For this type of application of DFTs you usually wouldn't extract any useful information in the fourier spectrum unless you were looking for frequencies common to both data sources or whatever (eg, if you were comparing two bridges to see if their supports are spaced similarly).
Your 3rd image looks a lot like the power domain; normally I see the correlation output entirely grey except where overlap occurred. Your code definitely appears to be computing the inverse DFT, so unless I'm missing something the only other explanation I've come up with for the fuzzy look could be some of the "fudge factor" code in there like:
if (r2<128 * 128 * cuttoffCoef)
c[i][j][0] = c[i][j][1] = 0;
As for what you should expect: wherever there are common elements between the two images you'll see a peak. The larger the peak, the more similar the two images are near that region.
Some comments and/or recommended changes:
1) Convolution & correlation are not scale invariant operations. In other words, the size of your pattern image can make a significant difference in your output.
2) Normalize your images before correlation.
When you get the image data ready for the forward DFT pass:
a[i][j][0] = (0.299*p1.Red + 0.587*p1.Green + 0.114*p1.Blue);
a[i][j][1] = 0.0;
/* ... */
How you grayscale the image is your business (though I would've picked something like sqrt( r*r + b*b + g*g )). However, I don't see you doing anything to normalize the image.
The word "normalize" can take on a few different meanings in this context. Two common types:
normalize the range of values between 0.0 and 1.0
normalize the "whiteness" of the images
3) Run your pattern image through an edge enhancement filter. I've personally made use of canny, sobel, and I think I messed with a few others. As I recall, canny was "quick'n dirty", sobel was more expensive, but I got comparable results when it came time to do correlation. See chapter 24 of the "dsp guide" book that's freely available online. The whole book is worth your time, but if you're low on time then at a minimum chapter 24 will help a lot.
4) Re-scale the output image between [0, 255]; if you want to implement thresholds, do it after this step because the thresholding step is lossy.
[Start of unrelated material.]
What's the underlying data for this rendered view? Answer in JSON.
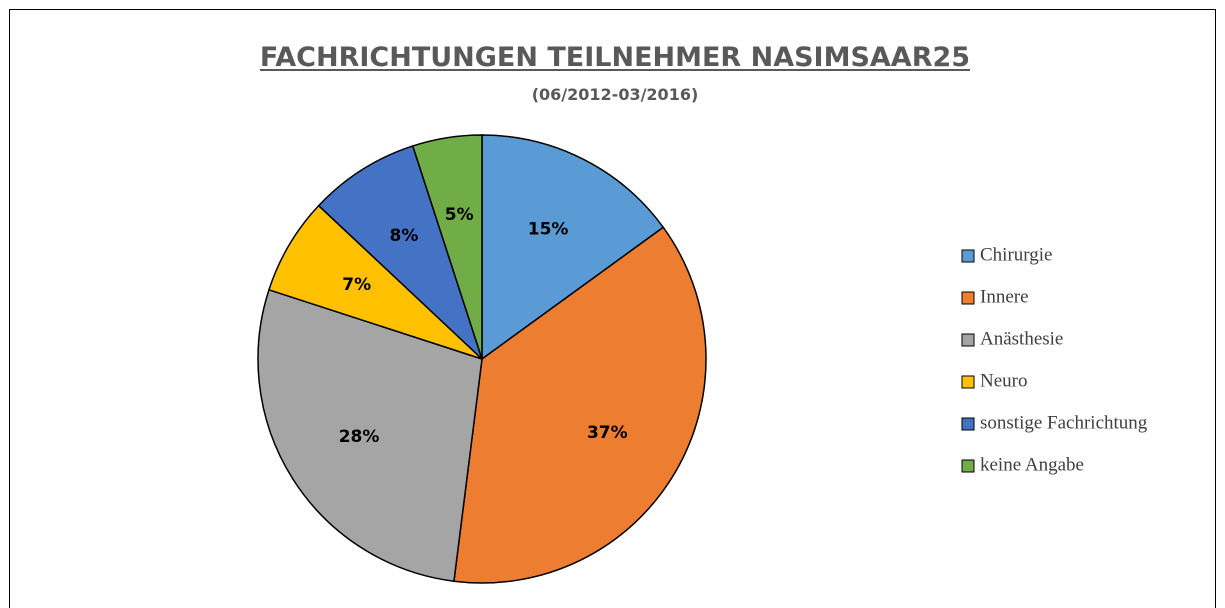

My memory on this one is hazy, but as I recall (edited for clarity):
You can scale the final image pixels (before rescaling) between [-1.0, 1.0] by dividing off the largest power spectrum value from the entire power spectrum
The largest power spectrum value is, conveniently enough, the center-most value in the power spectrum (corresponding to the lowest frequency)
If you divide it off the power spectrum, you'll end up doing twice the work; since FFTs are linear, you can delay the division until after the inverse DFT pass to when you're re-scaling the pixels between [0..255].
If after rescaling most of your values end up so black you can't see them, you can use a solution to the ODE y' = y(1 - y) (one example is the sigmoid f(x) = 1 / (1 + exp(-c*x) ), for some scaling factor c that gives better gradations). This has more to do with improving your ability to interpret the results visually than anything you might use to programmatically find peaks.
edit I said [0, 255] above. I suggest you rescale to [128, 255] or some other lower bound that is gray rather than black.